Training Ship Exmouth
After the fire on board TSGoliath the Exmouth took over her role. Exmouth was ordered as a 90-gun sailing ship from Plymouth Dockyard in 1841. However technology was changing fast during the Victorian period and even the Royal Navy was obliged to try and keep up so it was decided that she would be converted to operate under steam propulsion. The conversion began on 20 June 1853 and Exmouth was finally launched on 12 July 1854.

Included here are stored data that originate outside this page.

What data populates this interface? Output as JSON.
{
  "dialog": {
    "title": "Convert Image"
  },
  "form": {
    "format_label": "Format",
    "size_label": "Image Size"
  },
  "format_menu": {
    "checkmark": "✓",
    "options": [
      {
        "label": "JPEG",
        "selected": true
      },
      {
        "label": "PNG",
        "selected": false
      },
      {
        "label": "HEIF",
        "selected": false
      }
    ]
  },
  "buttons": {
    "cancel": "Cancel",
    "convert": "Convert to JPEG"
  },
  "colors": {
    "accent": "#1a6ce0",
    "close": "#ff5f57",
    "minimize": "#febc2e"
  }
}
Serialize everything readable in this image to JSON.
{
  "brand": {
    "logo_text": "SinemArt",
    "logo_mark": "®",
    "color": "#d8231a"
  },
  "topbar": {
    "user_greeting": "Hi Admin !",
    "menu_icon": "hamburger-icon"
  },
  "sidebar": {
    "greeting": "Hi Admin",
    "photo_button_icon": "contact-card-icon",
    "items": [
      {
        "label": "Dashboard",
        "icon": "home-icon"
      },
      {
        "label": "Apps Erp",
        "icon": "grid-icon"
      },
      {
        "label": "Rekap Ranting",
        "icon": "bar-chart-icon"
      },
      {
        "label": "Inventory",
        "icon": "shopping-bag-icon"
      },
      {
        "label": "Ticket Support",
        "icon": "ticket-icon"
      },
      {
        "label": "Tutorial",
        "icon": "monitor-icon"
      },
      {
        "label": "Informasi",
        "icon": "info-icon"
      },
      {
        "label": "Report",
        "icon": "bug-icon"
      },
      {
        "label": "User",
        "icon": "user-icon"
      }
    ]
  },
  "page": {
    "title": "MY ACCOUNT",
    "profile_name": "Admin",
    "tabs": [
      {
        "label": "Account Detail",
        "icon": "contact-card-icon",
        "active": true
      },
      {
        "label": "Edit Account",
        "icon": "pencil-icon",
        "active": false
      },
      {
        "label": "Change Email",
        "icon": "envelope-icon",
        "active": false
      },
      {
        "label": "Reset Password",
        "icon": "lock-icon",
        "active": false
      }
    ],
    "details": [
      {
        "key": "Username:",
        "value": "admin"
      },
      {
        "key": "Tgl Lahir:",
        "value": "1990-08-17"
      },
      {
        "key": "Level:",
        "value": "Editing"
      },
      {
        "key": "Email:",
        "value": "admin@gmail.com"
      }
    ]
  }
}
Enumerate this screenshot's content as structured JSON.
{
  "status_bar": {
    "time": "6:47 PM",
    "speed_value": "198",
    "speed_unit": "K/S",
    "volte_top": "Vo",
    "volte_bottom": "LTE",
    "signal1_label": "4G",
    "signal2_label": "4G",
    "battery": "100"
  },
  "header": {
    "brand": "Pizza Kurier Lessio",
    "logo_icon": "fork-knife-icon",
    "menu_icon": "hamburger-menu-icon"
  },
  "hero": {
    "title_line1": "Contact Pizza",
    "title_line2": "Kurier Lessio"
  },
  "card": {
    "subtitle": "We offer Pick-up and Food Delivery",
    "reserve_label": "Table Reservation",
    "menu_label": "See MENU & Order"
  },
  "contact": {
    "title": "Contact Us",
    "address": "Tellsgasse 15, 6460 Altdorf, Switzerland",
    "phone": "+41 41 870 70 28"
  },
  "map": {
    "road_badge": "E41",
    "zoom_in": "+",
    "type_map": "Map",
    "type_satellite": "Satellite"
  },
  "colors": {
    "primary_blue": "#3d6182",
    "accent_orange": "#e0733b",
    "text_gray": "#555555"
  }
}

In 1876 the Exmouth was given to the Metropolitan Asylums Board and moored off Grays in Essex. It was set up for training boy for service at sea who would have otherwise ended up in the workhouse. The training was free to the boys and paid for by the Poor Rates of all of the metropolitan parishes rather than just the ones that had contributed to the Forest Gate School Board, and therefore took boys from across the whole of London. Up to 500 could be trained on board at a time and by setting it up on board a ship it was calculated as to cost about half of what the equivalent would on land. The running costs where about 11 shillings per week per boy,
Like many training ships Exmouth had a SailingTender. For the Exmouth this was a brigantine called the Steadfast. The original Steadfast condemned in 1894 and replaced by a new vessel of the same name. Onshore at Grays was a playing field, swimming bath, and an infirmary provided in an old manor-house called Sherfield House.
Boys could be sent to the Exmouth when they were aged twelve and up. When they joined each boy was given a hammock to sleep in an clean clothes. For a new boy joining Exmouth first task was to learn how to mend and patch their own clothes. This would have been good training for Royal Navy of the time where sailors were not given uniforms; they were given cloth which they were expected to make their own uniforms from. They had ordinary school work as well as learning the skills needed at sea such as swimming, sailing, rowing, sail and rope-making, gunnery, and signalling. The ship had its own band and bugle-band, another common feature of most training ships as the military was always looking for bandsmen. In 1896 137 boys entered the Royal Navy from the Exmouth which was more than the combined total from all other training ships in the country, however it should be noted that Exmouth was also by far the largest training ship in the country.
In 1892, admission to the ship was extended for up to 50 boys from parishes and unions outside the metropolitan Poor Law Area.
In 1903, the ship's hull was found to be in an unsafe condition. The ship was replaced, but not by another wooden wall or similar ex-Royal Navy ship. This time the vessel was commissioned specifically for the task from the Vickers company in Barrow-in-Furness. She looked like the old Exmouth but was built of iron and steel rather than wood. The new Exmouth was towed round the coast to Grays where she was inaugurated in August 1905. On the outbreak of the Second World War the Exmouth was evacuated to Bumham-on-Crouch, partly for their protection and partly so that the ship could be put to other use. To begin with she was used as the headquarters of the river fire floats, and then in 1942 she was towed to Scapa Flow to be used as a minesweeper depot ship.
In 1945 she was moved back to London were she was transferred to the Thames Nautical Training College to became the new TSWorcester.